Конфликты и характеры в двучастных рассказах А.И. Солженицына 1990-х гг
Автор: Колобродова Лариса Игоревна
Журнал: Известия Волгоградского государственного педагогического университета @izvestia-vspu
Рубрика: Современная теория языка
Статья в выпуске: 10 (95), 2014 года.
Бесплатный доступ
Рассматриваются особенности конфликтных ситуаций в рассказах А.И. Солженицына 1990-х гг. «Эго» и «На краях», позволяющие художнику-реалисту воссоздать правду характеров персонажей, испытывающих сверхпредельные исторические нагрузки ХХ в.
Реализм, гражданская война, двучастный рассказ, герой, характер, конфликт
Короткий адрес: https://sciup.org/148165693
IDR: 148165693
Текст научной статьи Конфликты и характеры в двучастных рассказах А.И. Солженицына 1990-х гг
Возвращение на Родину в 1990-е гг. писателя-реалиста, продолжателя традиций классической русской литературы А.И. Солженицына ознаменовано в отечественной сло- весности появлением нового жанра.
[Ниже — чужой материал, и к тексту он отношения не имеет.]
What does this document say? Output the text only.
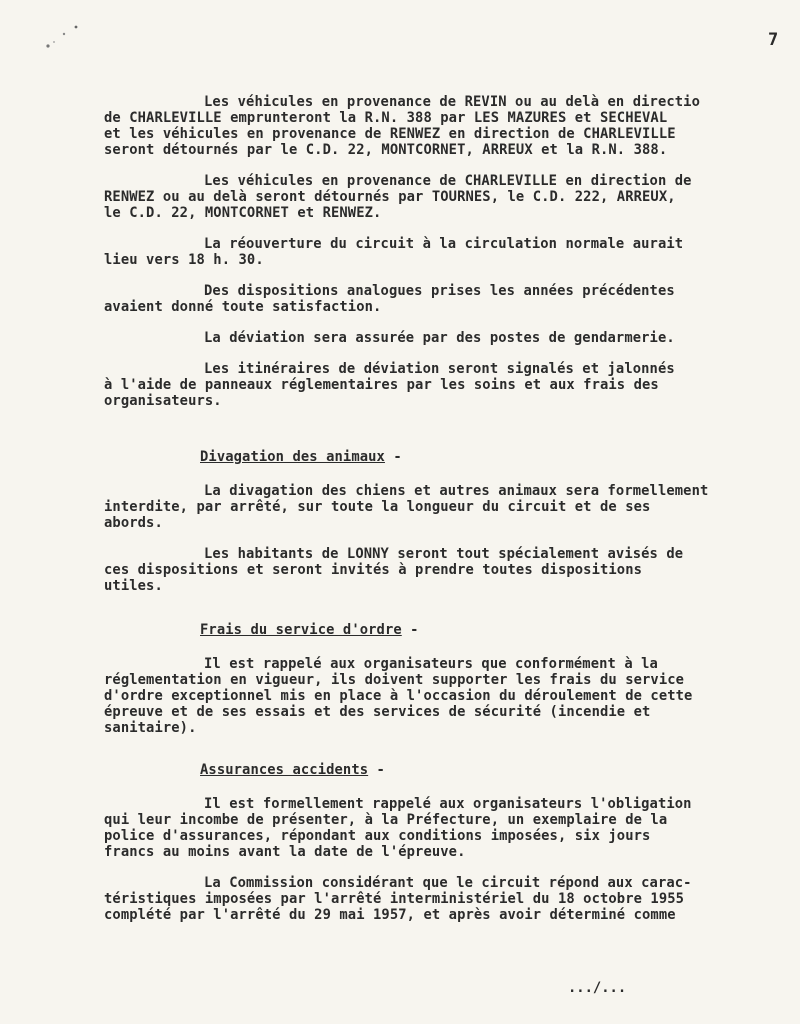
7
Les véhicules en provenance de REVIN ou au delà en directio
de CHARLEVILLE emprunteront la R.N. 388 par LES MAZURES et SECHEVAL
et les véhicules en provenance de RENWEZ en direction de CHARLEVILLE
seront détournés par le C.D. 22, MONTCORNET, ARREUX et la R.N. 388.
Les véhicules en provenance de CHARLEVILLE en direction de
RENWEZ ou au delà seront détournés par TOURNES, le C.D. 222, ARREUX,
le C.D. 22, MONTCORNET et RENWEZ.
La réouverture du circuit à la circulation normale aurait
lieu vers 18 h. 30.
Des dispositions analogues prises les années précédentes
avaient donné toute satisfaction.
La déviation sera assurée par des postes de gendarmerie.
Les itinéraires de déviation seront signalés et jalonnés
à l'aide de panneaux réglementaires par les soins et aux frais des
organisateurs.
Divagation des animaux -
La divagation des chiens et autres animaux sera formellement
interdite, par arrêté, sur toute la longueur du circuit et de ses
abords.
Les habitants de LONNY seront tout spécialement avisés de
ces dispositions et seront invités à prendre toutes dispositions
utiles.
Frais du service d'ordre -
Il est rappelé aux organisateurs que conformément à la
réglementation en vigueur, ils doivent supporter les frais du service
d'ordre exceptionnel mis en place à l'occasion du déroulement de cette
épreuve et de ses essais et des services de sécurité (incendie et
sanitaire).
Assurances accidents -
Il est formellement rappelé aux organisateurs l'obligation
qui leur incombe de présenter, à la Préfecture, un exemplaire de la
police d'assurances, répondant aux conditions imposées, six jours
francs au moins avant la date de l'épreuve.
La Commission considérant que le circuit répond aux carac-
téristiques imposées par l'arrêté interministériel du 18 octobre 1955
complété par l'arrêté du 29 mai 1957, et après avoir déterminé comme
.../...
Это, по определению самого художника, «двучастные рассказы», позволяющие проследить процессы деформации характера личности, переживающей период «слома эпох». Рождение нового жанрово-композиционного единства - следствие сознательного стремления автора сопоставить судьбы оказавшихся по разные стороны «излома», воздерживаясь от выражения субъективных оценок, не принимая «частной» правды ни одной из сторон, участвующих в конфликте.
В 1990-е гг. взгляд А.И. Солженицына направлен не столько на обличение советской власти, как в рассказах 1960-х гг., сколько обращен в глубь событий, к анализу причин и сокрушительных последствий исторических переворотов, главный из которых - «русский характер в процессе деформаций» [4, с. 245]. Именно поэтому основное внимание в двучастных рассказах уделяется конфликту внутреннему: автор ставит героев перед нравственным выбором, прослеживает их путь к компромиссу с совестью, на который многие из них решаются, с трудом переступая через христианские заповеди и нормы человеческого общежития.
Конфликт как «противоречие между жизненными (как правило, нравственными) позициями персонажей, служащее источником развития сюжета» [14, с. 42] А.И. Солженицын выбирает так, чтобы удалось раскрыть характер, «целое героя как определенной личности» [2, с. 151]. Перед таким нравственным выбором и находятся герои двучастного рассказа «На краях», где исследуется «ситуация излома эпохи, рассмотренная через призму двух конкретных человеческих судеб» [10, с. 3]. Для писателя, выбравшего такое название для своего произведения, безусловно, важным было определение В.И. Даля, труды которого он прекрасно знал и ценил: «край – начало и конец; <...> предел, рубеж, грань; <...> ближайшая к наружности» [6, т. 1, с. 184], а «излом» – «место, в котором вещь переломана» [Там же, т. 2, с. 23]. Предпочтение такого рода названий (один из двучастных рассказов так и называется - «На изломах») позволяет художнику говорить об истории ХХ в., которая «изломила» эволюционное русло русской жизни, а «переломан» оказался человек.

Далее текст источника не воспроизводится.